Пан Мачей усмехнулся:
— Заразился от внука…
Обед прошел невесело. Только пани Идалия и пан Ксаверий наперебой болтали о Глембовичах. После обеда панна Рита собралась уезжать.
— Мы, должно быть, расстаемся навсегда, — с болезненной улыбкой сказала ей Стефа.
— Упаси Господи! Я уверена, что Идалька вас не отпустит. Да я к тому же приеду еще, пока вы здесь… в любом случае, не уезжайте, не попрощавшись с моей тетей в Обронном.
— Да, верно! Княгиня всегда была добра ко мне.
— Она вас очень любит, — сказала Рита, сердечно целуя ее.
VIII
Прошел еще один день, столь же печальный и унылый. Стефа паковала вещи. Последний ее разговор с пани Идалией стал решающим.
— Но объясните же мне настоящую причину, — сказала баронесса, явно опечаленная. — Не понимаю вашего упорства.

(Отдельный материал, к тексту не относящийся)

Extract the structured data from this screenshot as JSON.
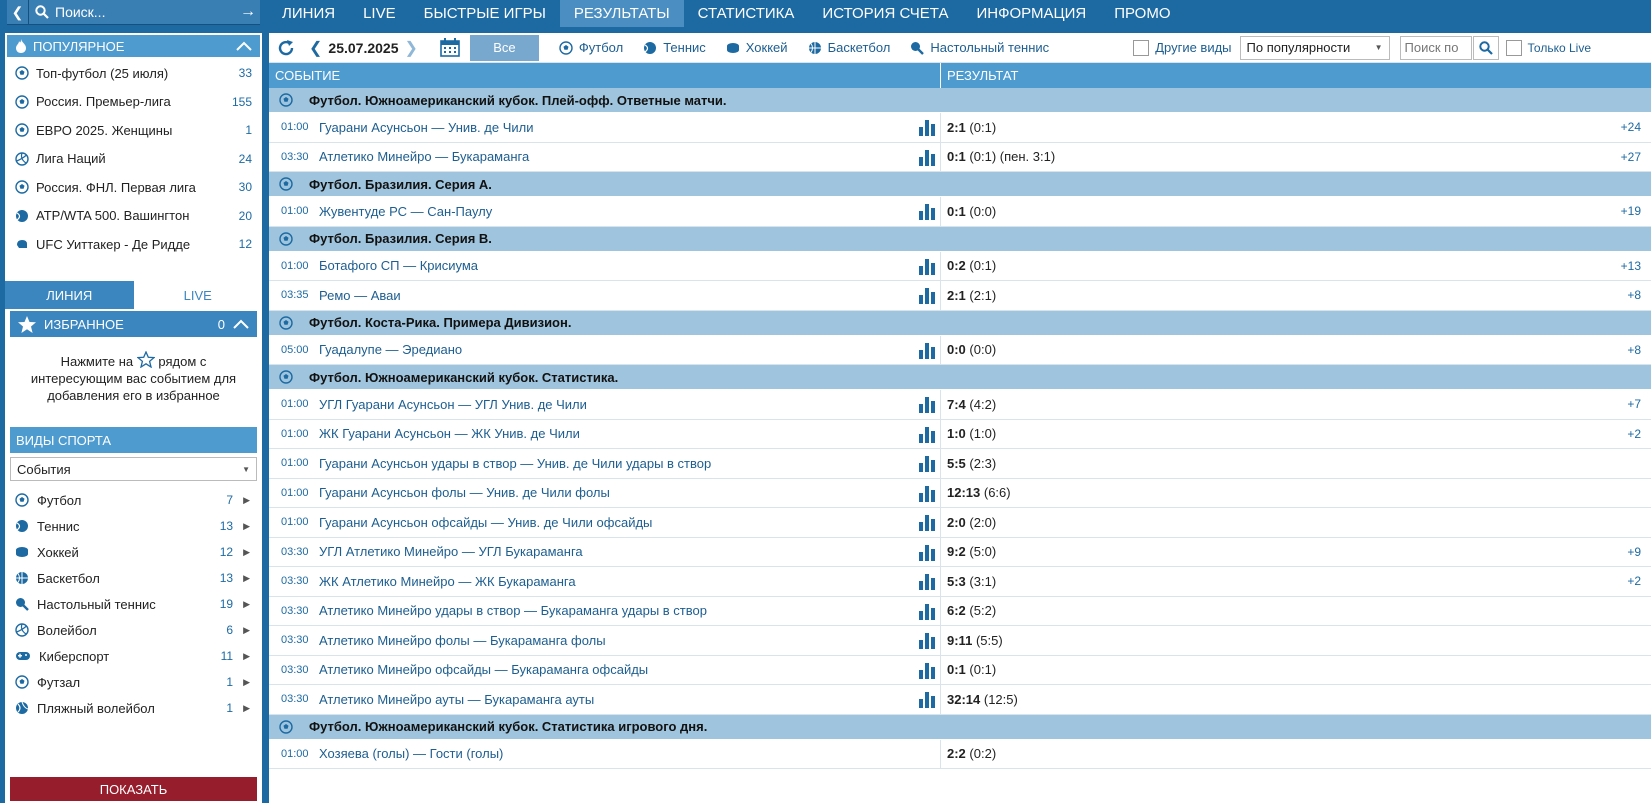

Быть может, вы недовольны Люцией?
— Наоборот, мне невероятно жаль расставаться с ней. Я ее по-настоящему полюбила. Мне жаль покидать вас всех, но я должна… должна.
Пани Идалия посмотрела на нее внимательно:
— Мы собирались ехать за границу, я рассчитывала, что вы не покинете Люцию…
— Вы без труда найдете другую учительницу.
— Какая вы смешная! Мы считаем вас не учительницей, а подругой Люции. Она к вам неслыханно привязалась. У нее, кроме вас, нет больше настоящих подруг. Я вижу в ней значительные перемены, она изменилась к лучшему под вашим влиянием. Ее ум за последнее время развился, и все благодаря вашему интеллекту. Вы не должны нас покидать! — баронесса обняла Стефу и с улыбкой поцеловала ее в лоб: — Стеня, не упирайтесь, мы вас очень любим и без вас будет грустно!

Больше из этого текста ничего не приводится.